For instance, maintaining the Havelock North temple and ‘Vault of the Adepti’ of the Golden Dawn-descended Smaragdum Thalassa: ‘The linen robes creased and required regular starching. Ivy and rainwater would invade the sanctity of the Vault, leading to frequent emergency calls to help bail it out, and possums had a habit of crawling into its ventilation shafts, getting stuck and pungently shuffling off their mortal coils.’
I wonder what Aleister Crowley’s line on possums was.
New Zealanders being, on the whole, a mild people, the groups here have mostly tended towards the quasi end of the occult equation, where the supernatural shades into religion, historical revisionism and political extremism. As Wood notes, there is also a porousness between the occult and science. At times, he draws a long bow, relying on speculation and circumstantial evidence or homing in on the 1970s countercultural theatre troupe Red Mole and even theatrical performance in general.
Pickier readers will have noted that Rosaleen Norton moved to Sydney at a very young age and her story is essentially an Australian one. It is Wood’s misfortune that many of the best stories in Shadow Worlds are as remotely connected to New Zealand: featuring fleeting presences in the country or the overseas backstories to practices before they were taken up here.

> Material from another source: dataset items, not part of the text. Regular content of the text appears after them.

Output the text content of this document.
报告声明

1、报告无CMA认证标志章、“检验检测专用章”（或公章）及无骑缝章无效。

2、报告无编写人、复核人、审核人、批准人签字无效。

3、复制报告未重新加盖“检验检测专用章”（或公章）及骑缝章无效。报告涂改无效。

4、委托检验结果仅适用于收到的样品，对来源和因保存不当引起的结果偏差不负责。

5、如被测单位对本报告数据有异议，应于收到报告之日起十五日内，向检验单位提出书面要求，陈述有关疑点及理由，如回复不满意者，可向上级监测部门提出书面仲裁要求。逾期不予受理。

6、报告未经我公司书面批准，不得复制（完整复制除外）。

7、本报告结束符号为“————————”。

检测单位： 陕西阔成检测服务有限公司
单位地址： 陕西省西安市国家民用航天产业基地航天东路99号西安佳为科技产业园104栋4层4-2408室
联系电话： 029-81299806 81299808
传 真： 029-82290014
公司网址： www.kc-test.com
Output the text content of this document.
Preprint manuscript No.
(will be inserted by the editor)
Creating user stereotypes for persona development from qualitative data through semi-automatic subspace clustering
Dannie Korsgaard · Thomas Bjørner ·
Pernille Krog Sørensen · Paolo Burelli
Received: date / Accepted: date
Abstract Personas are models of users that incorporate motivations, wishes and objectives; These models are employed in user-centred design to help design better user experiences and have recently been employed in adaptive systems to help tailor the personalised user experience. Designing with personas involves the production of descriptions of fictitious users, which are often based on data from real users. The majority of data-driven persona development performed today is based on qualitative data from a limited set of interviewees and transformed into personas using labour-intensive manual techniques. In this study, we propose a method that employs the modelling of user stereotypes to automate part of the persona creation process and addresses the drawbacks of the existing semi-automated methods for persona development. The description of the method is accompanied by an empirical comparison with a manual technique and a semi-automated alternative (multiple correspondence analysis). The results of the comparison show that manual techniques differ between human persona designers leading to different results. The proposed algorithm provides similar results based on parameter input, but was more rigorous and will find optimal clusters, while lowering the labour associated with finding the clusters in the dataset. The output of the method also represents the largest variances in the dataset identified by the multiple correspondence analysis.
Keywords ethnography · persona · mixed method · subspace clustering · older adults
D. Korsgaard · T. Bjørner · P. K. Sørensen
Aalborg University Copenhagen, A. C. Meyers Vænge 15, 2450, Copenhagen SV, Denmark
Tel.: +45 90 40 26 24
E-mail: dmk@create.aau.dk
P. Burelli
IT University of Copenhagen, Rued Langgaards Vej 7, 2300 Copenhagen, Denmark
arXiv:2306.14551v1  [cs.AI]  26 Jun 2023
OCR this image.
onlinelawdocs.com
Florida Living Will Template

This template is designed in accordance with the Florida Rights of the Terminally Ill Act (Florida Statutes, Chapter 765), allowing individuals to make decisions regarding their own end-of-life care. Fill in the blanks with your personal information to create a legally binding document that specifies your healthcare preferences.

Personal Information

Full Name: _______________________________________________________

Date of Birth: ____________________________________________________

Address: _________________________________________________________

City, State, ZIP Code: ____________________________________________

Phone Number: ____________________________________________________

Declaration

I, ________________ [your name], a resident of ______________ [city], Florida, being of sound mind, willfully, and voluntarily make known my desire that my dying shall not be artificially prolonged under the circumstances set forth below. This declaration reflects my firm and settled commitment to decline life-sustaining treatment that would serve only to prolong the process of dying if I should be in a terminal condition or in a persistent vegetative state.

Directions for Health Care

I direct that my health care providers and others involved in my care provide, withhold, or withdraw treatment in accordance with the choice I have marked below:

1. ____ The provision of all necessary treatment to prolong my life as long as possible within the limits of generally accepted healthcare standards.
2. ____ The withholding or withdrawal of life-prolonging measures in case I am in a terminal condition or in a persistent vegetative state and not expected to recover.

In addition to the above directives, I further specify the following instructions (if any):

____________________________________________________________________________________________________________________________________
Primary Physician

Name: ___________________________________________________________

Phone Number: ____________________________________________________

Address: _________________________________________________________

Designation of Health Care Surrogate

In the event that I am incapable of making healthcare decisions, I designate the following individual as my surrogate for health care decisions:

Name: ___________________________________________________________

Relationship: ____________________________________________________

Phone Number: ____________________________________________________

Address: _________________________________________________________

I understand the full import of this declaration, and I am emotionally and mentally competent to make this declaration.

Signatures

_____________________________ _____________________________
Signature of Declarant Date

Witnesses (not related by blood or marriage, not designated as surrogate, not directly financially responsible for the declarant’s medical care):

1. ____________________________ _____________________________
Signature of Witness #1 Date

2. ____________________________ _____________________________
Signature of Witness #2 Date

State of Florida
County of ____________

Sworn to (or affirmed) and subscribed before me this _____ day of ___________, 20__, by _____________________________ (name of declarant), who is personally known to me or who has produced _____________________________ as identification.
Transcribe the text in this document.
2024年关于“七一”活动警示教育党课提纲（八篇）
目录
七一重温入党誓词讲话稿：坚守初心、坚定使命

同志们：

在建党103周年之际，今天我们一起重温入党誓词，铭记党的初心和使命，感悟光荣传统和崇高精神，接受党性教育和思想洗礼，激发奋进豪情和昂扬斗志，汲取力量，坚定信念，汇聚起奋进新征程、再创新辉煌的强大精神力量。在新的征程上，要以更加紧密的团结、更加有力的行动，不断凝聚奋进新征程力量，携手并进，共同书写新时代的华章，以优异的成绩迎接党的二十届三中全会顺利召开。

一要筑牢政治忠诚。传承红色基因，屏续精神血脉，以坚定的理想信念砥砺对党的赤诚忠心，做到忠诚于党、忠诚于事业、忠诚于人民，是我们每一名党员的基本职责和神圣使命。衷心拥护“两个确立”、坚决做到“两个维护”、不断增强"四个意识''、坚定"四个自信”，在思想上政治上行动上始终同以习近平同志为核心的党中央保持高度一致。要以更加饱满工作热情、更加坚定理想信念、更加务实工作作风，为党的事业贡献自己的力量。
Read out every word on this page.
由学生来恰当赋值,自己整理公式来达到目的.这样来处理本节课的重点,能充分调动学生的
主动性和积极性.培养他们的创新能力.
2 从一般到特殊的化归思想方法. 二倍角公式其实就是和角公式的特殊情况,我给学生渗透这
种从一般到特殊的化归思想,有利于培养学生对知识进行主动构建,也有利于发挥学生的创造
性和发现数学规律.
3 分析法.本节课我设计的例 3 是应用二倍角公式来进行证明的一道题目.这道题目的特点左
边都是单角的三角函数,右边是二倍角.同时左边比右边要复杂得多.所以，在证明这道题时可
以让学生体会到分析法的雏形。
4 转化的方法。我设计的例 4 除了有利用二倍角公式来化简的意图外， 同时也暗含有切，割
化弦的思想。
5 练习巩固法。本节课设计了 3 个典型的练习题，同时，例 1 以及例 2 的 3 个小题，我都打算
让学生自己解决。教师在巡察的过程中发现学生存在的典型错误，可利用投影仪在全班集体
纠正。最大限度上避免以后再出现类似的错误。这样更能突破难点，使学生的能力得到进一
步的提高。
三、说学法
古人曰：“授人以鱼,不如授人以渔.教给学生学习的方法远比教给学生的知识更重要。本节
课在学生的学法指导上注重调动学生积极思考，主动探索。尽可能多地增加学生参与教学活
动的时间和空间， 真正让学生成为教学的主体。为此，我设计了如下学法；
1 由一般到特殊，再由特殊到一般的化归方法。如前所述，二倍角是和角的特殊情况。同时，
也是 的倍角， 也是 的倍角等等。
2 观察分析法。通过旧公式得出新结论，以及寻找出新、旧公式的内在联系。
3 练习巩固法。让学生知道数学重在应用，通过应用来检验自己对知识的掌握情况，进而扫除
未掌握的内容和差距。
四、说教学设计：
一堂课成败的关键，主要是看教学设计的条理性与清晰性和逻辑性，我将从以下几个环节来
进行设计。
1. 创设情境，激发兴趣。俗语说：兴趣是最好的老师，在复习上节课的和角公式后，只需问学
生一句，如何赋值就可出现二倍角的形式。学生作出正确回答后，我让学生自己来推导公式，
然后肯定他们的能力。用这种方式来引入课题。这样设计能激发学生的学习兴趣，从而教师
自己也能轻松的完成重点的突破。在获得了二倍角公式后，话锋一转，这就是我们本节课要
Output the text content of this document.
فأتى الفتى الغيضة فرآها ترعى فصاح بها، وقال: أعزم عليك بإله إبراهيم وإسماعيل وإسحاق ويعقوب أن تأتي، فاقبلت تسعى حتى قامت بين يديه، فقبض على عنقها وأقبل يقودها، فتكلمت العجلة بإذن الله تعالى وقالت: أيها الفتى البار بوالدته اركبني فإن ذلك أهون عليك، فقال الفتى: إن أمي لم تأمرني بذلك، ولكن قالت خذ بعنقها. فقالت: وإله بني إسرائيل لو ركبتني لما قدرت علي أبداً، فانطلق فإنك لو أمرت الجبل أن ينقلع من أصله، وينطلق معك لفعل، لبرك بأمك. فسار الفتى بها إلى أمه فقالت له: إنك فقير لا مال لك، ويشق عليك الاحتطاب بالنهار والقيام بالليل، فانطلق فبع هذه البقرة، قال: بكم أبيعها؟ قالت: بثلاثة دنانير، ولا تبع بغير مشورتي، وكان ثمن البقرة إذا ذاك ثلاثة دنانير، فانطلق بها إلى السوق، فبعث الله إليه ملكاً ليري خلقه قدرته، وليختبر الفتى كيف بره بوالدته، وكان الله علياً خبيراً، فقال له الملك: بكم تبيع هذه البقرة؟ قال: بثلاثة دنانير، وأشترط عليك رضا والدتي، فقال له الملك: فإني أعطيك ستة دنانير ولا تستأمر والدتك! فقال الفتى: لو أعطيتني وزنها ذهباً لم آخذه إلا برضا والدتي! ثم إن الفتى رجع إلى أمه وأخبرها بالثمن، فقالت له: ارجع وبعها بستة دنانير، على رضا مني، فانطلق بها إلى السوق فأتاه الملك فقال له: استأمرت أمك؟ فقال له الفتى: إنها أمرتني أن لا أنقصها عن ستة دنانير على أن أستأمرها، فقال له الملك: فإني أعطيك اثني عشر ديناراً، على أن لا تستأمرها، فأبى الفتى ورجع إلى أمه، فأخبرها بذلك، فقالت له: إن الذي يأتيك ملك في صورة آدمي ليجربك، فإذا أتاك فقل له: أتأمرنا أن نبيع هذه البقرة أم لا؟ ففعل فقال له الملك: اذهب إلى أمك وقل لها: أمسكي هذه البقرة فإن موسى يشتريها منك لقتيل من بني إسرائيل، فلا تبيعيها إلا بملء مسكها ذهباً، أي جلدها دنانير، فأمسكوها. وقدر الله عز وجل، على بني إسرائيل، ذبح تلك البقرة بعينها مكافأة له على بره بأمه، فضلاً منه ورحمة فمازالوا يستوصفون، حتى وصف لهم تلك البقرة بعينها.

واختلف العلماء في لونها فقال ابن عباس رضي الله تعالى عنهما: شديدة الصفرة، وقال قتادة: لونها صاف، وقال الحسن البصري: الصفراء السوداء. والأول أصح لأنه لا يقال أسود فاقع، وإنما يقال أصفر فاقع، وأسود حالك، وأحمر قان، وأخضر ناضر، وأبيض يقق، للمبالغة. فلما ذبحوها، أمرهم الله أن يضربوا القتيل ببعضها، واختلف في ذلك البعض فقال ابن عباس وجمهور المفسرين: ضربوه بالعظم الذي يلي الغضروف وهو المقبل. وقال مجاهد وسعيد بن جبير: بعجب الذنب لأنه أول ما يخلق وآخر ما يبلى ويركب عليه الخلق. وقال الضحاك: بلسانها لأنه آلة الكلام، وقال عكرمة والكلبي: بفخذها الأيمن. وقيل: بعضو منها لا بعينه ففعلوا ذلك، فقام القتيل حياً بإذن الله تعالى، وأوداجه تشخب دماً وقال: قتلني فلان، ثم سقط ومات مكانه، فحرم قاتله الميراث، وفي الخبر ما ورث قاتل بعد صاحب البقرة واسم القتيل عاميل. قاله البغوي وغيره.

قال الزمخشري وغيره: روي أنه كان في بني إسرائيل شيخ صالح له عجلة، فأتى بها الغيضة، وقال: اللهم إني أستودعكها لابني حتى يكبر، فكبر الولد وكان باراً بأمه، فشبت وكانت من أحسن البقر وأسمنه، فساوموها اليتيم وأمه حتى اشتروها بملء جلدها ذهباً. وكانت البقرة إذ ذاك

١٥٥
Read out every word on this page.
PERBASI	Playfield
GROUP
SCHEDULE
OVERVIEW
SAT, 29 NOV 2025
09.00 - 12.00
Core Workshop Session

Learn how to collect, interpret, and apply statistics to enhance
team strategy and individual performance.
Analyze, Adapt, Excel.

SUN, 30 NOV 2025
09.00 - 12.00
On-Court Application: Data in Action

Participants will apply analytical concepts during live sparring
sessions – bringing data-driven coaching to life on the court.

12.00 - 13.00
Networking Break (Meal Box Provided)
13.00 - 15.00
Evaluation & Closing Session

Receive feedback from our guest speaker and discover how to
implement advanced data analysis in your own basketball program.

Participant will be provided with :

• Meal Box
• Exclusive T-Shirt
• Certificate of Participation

There is, however, one strand that is quintessentially New Zealand’s – the relationship between Māori mythology and the occult and quasi-occult. This is a minefield that Wood – a Pākehā – navigates with the requisite delicacy.
Readers shouldn’t open Shadow Worlds expecting to find The Wicker Man in Wainuiomata but the world beyond these shores doesn’t have the complete exclusive on the best stories. Whether a scam or genuinely Spiritualist, the tale of poltergeists in 1880s Greytown is gripping; and that of a 1992 ritualistic killing in neighbouring Carterton (what is it with the Wairarapa?) is bone chilling, involving sex, exorcism, castration, dismemberment, a head being put in a woodburner, arson and the killers ‘standing naked outside on the lawn, chanting in meditation as they waited for a UFO to take them to Australia’.
There is surely a film to be made – or a novel to be written – about the psychic disturbances in mining town Waihi in the 1920s. The appeal is cemented by Wood positing that the ‘disturbances’ might have resulted from repressed anxiety and shame on the part of those experiencing them, Waihi’s inhabitants at the time being strike-breakers who replaced ‘Red Fed’ (New Zealand Federation of Labour) miners in 1912.
Wood’s is a fertile mind and Shadow Worlds is full of intriguing lines of inquiry and thought like this. Once you’ve whiffed it, the unmistakable odour of goat is hard to resist.